妘載倒是也沒怪人家,畢竟自己沒有太大的“治水功績”,想到當初如果能夠硬碰硬戰勝大江,那自己的名聲肯定很大,“如雷貫耳”不一定,但至少被別人來一句“久仰大名”是沒問題的。
不過那樣做的話,就等于是拿各個部族族人的生命去換取自己的名聲。
妘載做不來這種事情,也不敢做,任何意義上的不敢,不論是對生命的敬畏,還是對自我道德的約束,亦或是各個部族的憤怒,都不是妘載愿意去面對的。
于是此時,看到兩人不相信,妘載也沒直接說什么,而是對他們感慨道:
“蜀道難,難于上青天!蠶叢及魚鳧,開國何茫然!爾來四萬八千歲,鮮與中原通人煙。”
二人聽得妘載隨口便是一句歌謠,都目光一亮,這個時代能隨口編織歌謠的,都是文化人中的文化人,至少有三把刷子。

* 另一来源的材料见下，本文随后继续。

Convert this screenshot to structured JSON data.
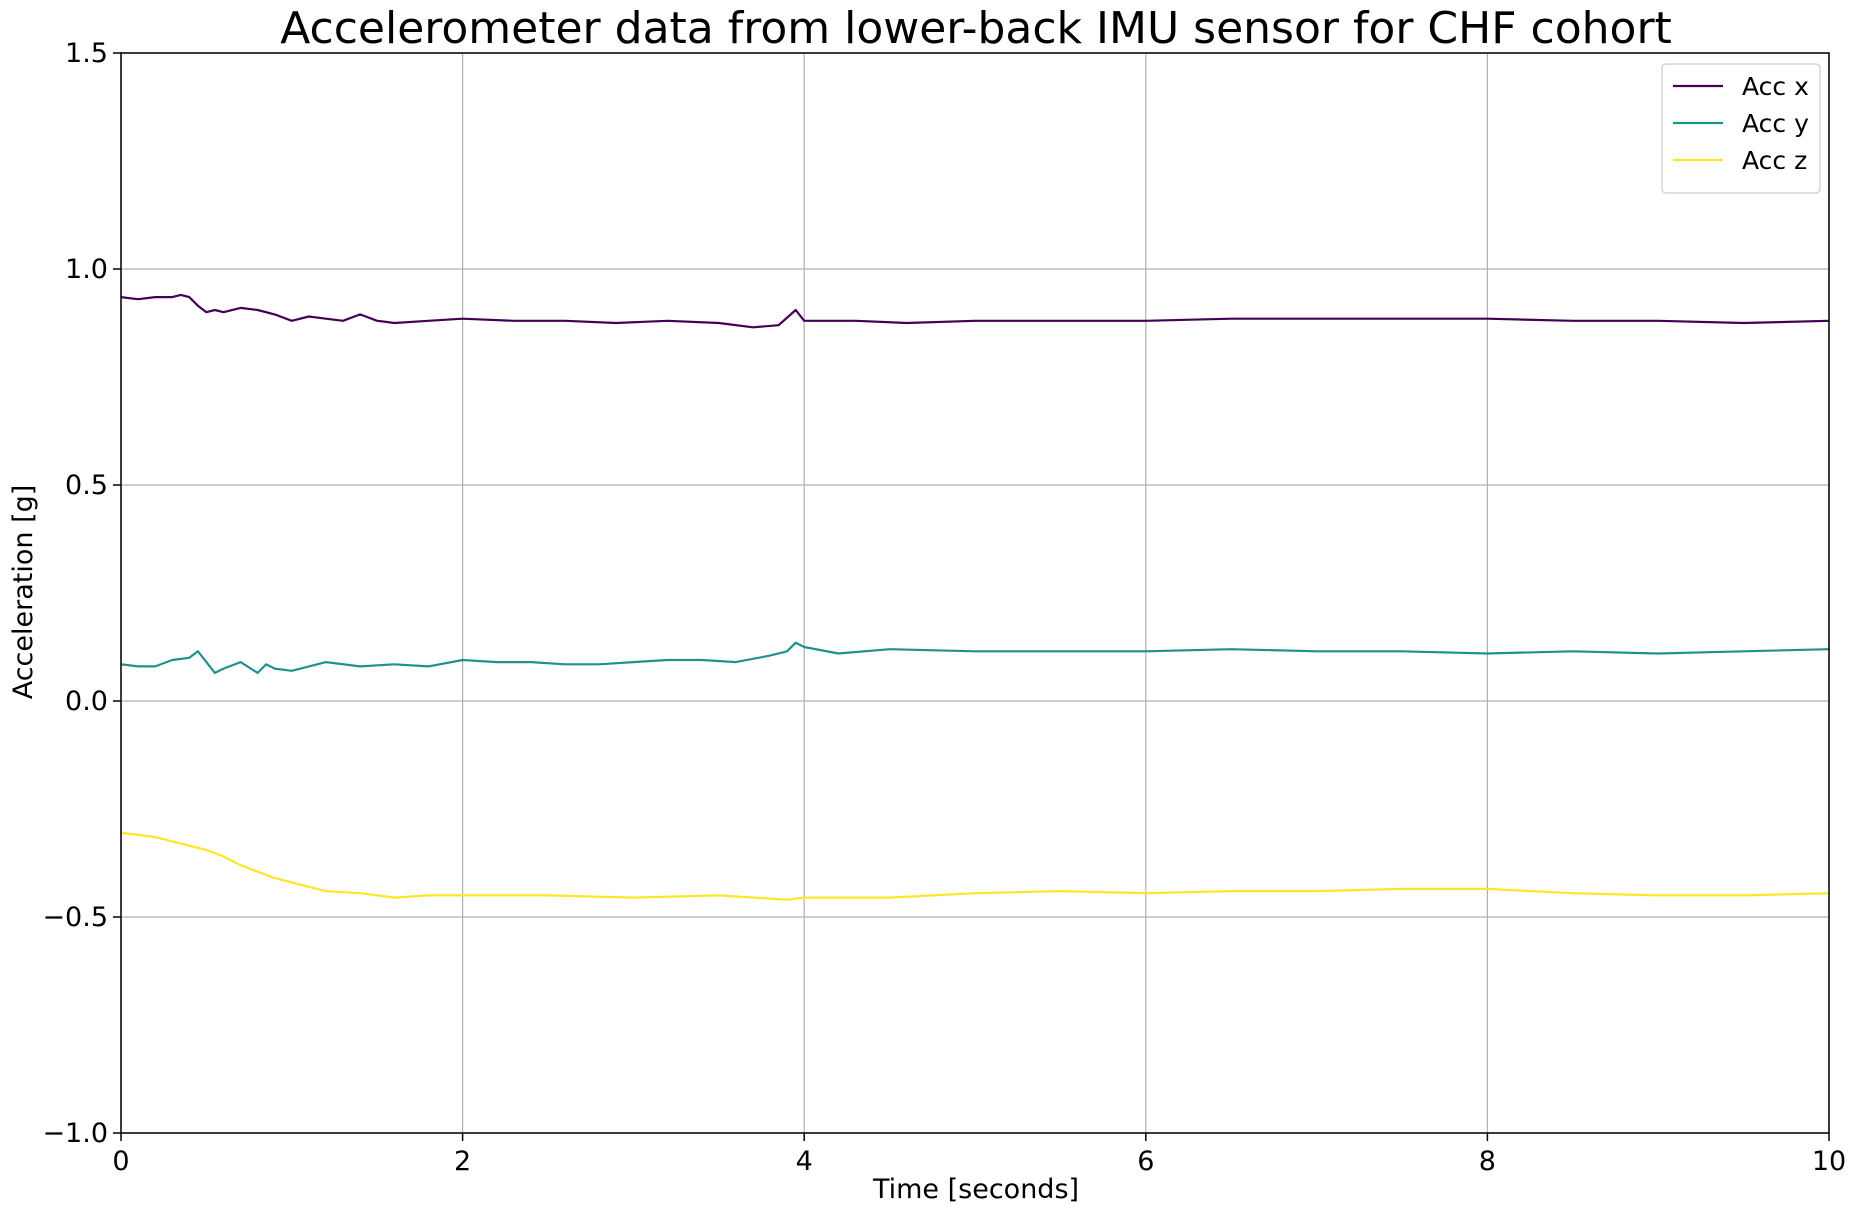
{
  "chart_data": {
    "type": "line",
    "title": "Accelerometer data from lower-back IMU sensor for CHF cohort",
    "xlabel": "Time [seconds]",
    "ylabel": "Acceleration [g]",
    "xlim": [
      0,
      10
    ],
    "ylim": [
      -1.0,
      1.5
    ],
    "xticks": [
      0,
      2,
      4,
      6,
      8,
      10
    ],
    "xtick_labels": [
      "0",
      "2",
      "4",
      "6",
      "8",
      "10"
    ],
    "yticks": [
      -1.0,
      -0.5,
      0.0,
      0.5,
      1.0,
      1.5
    ],
    "ytick_labels": [
      "−1.0",
      "−0.5",
      "0.0",
      "0.5",
      "1.0",
      "1.5"
    ],
    "grid": true,
    "legend_position": "top-right",
    "series": [
      {
        "name": "Acc x",
        "color": "#440154",
        "points": [
          [
            0,
            0.935
          ],
          [
            0.1,
            0.93
          ],
          [
            0.2,
            0.935
          ],
          [
            0.3,
            0.935
          ],
          [
            0.35,
            0.94
          ],
          [
            0.4,
            0.935
          ],
          [
            0.45,
            0.915
          ],
          [
            0.5,
            0.9
          ],
          [
            0.55,
            0.905
          ],
          [
            0.6,
            0.9
          ],
          [
            0.7,
            0.91
          ],
          [
            0.8,
            0.905
          ],
          [
            0.9,
            0.895
          ],
          [
            1.0,
            0.88
          ],
          [
            1.1,
            0.89
          ],
          [
            1.2,
            0.885
          ],
          [
            1.3,
            0.88
          ],
          [
            1.4,
            0.895
          ],
          [
            1.5,
            0.88
          ],
          [
            1.6,
            0.875
          ],
          [
            1.8,
            0.88
          ],
          [
            2.0,
            0.885
          ],
          [
            2.3,
            0.88
          ],
          [
            2.6,
            0.88
          ],
          [
            2.9,
            0.875
          ],
          [
            3.2,
            0.88
          ],
          [
            3.5,
            0.875
          ],
          [
            3.7,
            0.865
          ],
          [
            3.85,
            0.87
          ],
          [
            3.95,
            0.905
          ],
          [
            4.0,
            0.88
          ],
          [
            4.3,
            0.88
          ],
          [
            4.6,
            0.875
          ],
          [
            5.0,
            0.88
          ],
          [
            5.5,
            0.88
          ],
          [
            6.0,
            0.88
          ],
          [
            6.5,
            0.885
          ],
          [
            7.0,
            0.885
          ],
          [
            7.5,
            0.885
          ],
          [
            8.0,
            0.885
          ],
          [
            8.5,
            0.88
          ],
          [
            9.0,
            0.88
          ],
          [
            9.5,
            0.875
          ],
          [
            10.0,
            0.88
          ]
        ]
      },
      {
        "name": "Acc y",
        "color": "#21918c",
        "points": [
          [
            0,
            0.085
          ],
          [
            0.1,
            0.08
          ],
          [
            0.2,
            0.08
          ],
          [
            0.3,
            0.095
          ],
          [
            0.4,
            0.1
          ],
          [
            0.45,
            0.115
          ],
          [
            0.5,
            0.09
          ],
          [
            0.55,
            0.065
          ],
          [
            0.6,
            0.075
          ],
          [
            0.7,
            0.09
          ],
          [
            0.8,
            0.065
          ],
          [
            0.85,
            0.085
          ],
          [
            0.9,
            0.075
          ],
          [
            1.0,
            0.07
          ],
          [
            1.2,
            0.09
          ],
          [
            1.4,
            0.08
          ],
          [
            1.6,
            0.085
          ],
          [
            1.8,
            0.08
          ],
          [
            2.0,
            0.095
          ],
          [
            2.2,
            0.09
          ],
          [
            2.4,
            0.09
          ],
          [
            2.6,
            0.085
          ],
          [
            2.8,
            0.085
          ],
          [
            3.0,
            0.09
          ],
          [
            3.2,
            0.095
          ],
          [
            3.4,
            0.095
          ],
          [
            3.6,
            0.09
          ],
          [
            3.8,
            0.105
          ],
          [
            3.9,
            0.115
          ],
          [
            3.95,
            0.135
          ],
          [
            4.0,
            0.125
          ],
          [
            4.2,
            0.11
          ],
          [
            4.5,
            0.12
          ],
          [
            5.0,
            0.115
          ],
          [
            5.5,
            0.115
          ],
          [
            6.0,
            0.115
          ],
          [
            6.5,
            0.12
          ],
          [
            7.0,
            0.115
          ],
          [
            7.5,
            0.115
          ],
          [
            8.0,
            0.11
          ],
          [
            8.5,
            0.115
          ],
          [
            9.0,
            0.11
          ],
          [
            9.5,
            0.115
          ],
          [
            10.0,
            0.12
          ]
        ]
      },
      {
        "name": "Acc z",
        "color": "#fde725",
        "points": [
          [
            0,
            -0.305
          ],
          [
            0.1,
            -0.31
          ],
          [
            0.2,
            -0.315
          ],
          [
            0.3,
            -0.325
          ],
          [
            0.4,
            -0.335
          ],
          [
            0.5,
            -0.345
          ],
          [
            0.6,
            -0.36
          ],
          [
            0.7,
            -0.38
          ],
          [
            0.8,
            -0.395
          ],
          [
            0.9,
            -0.41
          ],
          [
            1.0,
            -0.42
          ],
          [
            1.1,
            -0.43
          ],
          [
            1.2,
            -0.44
          ],
          [
            1.4,
            -0.445
          ],
          [
            1.6,
            -0.455
          ],
          [
            1.8,
            -0.45
          ],
          [
            2.0,
            -0.45
          ],
          [
            2.5,
            -0.45
          ],
          [
            3.0,
            -0.455
          ],
          [
            3.5,
            -0.45
          ],
          [
            3.9,
            -0.46
          ],
          [
            4.0,
            -0.455
          ],
          [
            4.5,
            -0.455
          ],
          [
            5.0,
            -0.445
          ],
          [
            5.5,
            -0.44
          ],
          [
            6.0,
            -0.445
          ],
          [
            6.5,
            -0.44
          ],
          [
            7.0,
            -0.44
          ],
          [
            7.5,
            -0.435
          ],
          [
            8.0,
            -0.435
          ],
          [
            8.5,
            -0.445
          ],
          [
            9.0,
            -0.45
          ],
          [
            9.5,
            -0.45
          ],
          [
            10.0,
            -0.445
          ]
        ]
      }
    ]
  }
}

二人這才向妘載見禮,不過那禮儀自然是蜀地的,蜀地好歹也是山海時代的大地文化中心之一,沒有禮儀,人家只會以為你是西南方向來的野人。
“謬贊了,四萬八千歲沒有,四百八十歲還是有的....”
魚鳧氏的使者腆著臉回應,但隨后又道:“久聞赤方氏有巫,通曉治水之法,我身邊這位是互人國使者,他們的祖先是炎帝神農氏之孫.....”
他介紹了一下之后,開門見山,畢竟妘載先和他們開口的,不回話也不好,所以直奔主題:“不知道赤方氏之巫,想要在這圖板上找一個什么位置?”
這話說出來,就是質疑,但是魚鳧氏心道,我本來是不想說話的,但你自己找話,那如果落了你的臉面,也不能說是我的問題,至少崇伯這里想要怪罪,也不好說什么吧。